BCAAs are known for their muscle sparing and building properties, but a recent study done in the UK showed that BCAAs can also curb muscle soreness associated with exercise.

When you hear about branched chain amino acids (BCAAs), one of the first things that probably come to mind is their muscle sparing and/or muscle building properties. However, a recent study done in the UK showed that BCAAs can also curb soreness that is often associated with exercise.1

This study took twelve males and provided them with either a dose of 10 grams of BCAAs twice daily or a placebo which was nothing more than an artificial sweetener before and following resistance exercise that creates muscle damage. The BCAA supplement was comprised of a ratio of 2:1:1 leucine, isoleucine, and valine, respectively. This ratio is quite standard in many BCAA supplements in the industry. In addition to this initial dose, after an overnight fast, participants who took the BCAAs were given a 20 gram bolus dose, one hour prior to, and one hour after exercise.2

The exercise that resulted in EIMD (Exercise Induced Muscle Damage) in this study was 100 drop jumps from a hieight of 0.6 meters, and a 90° squat. The end result showed the group that was administered BCAAs experienced accelerated recovery time.
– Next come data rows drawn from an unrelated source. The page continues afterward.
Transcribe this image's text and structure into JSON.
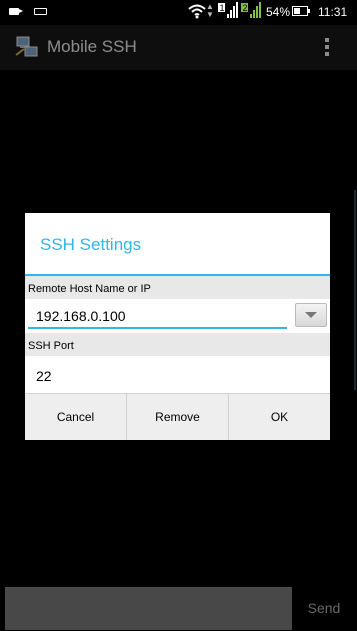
{
  "status_bar": {
    "sim1_label": "1",
    "sim2_label": "2",
    "battery_percent": "54%",
    "battery_level": 0.54,
    "time": "11:31",
    "icons": [
      "video-icon",
      "keyboard-icon",
      "wifi-icon",
      "data-arrows-icon",
      "sim1-signal-icon",
      "sim2-signal-icon",
      "battery-icon"
    ]
  },
  "action_bar": {
    "title": "Mobile SSH",
    "icon": "network-computer-icon",
    "overflow_icon": "overflow-menu-icon"
  },
  "dialog": {
    "title": "SSH Settings",
    "host_label": "Remote Host Name or IP",
    "host_value": "192.168.0.100",
    "port_label": "SSH Port",
    "port_value": "22",
    "buttons": {
      "cancel": "Cancel",
      "remove": "Remove",
      "ok": "OK"
    }
  },
  "bottom_bar": {
    "command_value": "",
    "send_label": "Send"
  },
  "colors": {
    "accent": "#33b5e5",
    "background": "#000000",
    "dialog_body": "#e8e8e8"
  }
}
Consequently, this group experienced much less soreness than that of the placebo group.3

This study shows that it is likely the BCAAs resulted in better protein synthesis and played a vital role in reducing the amount of secondary muscle damage that often accompanies strenuous resistance exercise.4 Therefore, whether you are looking to build muscle, spare muscle, or simply accelerate recovery time, BCAAs are a vital tool that should be utilized.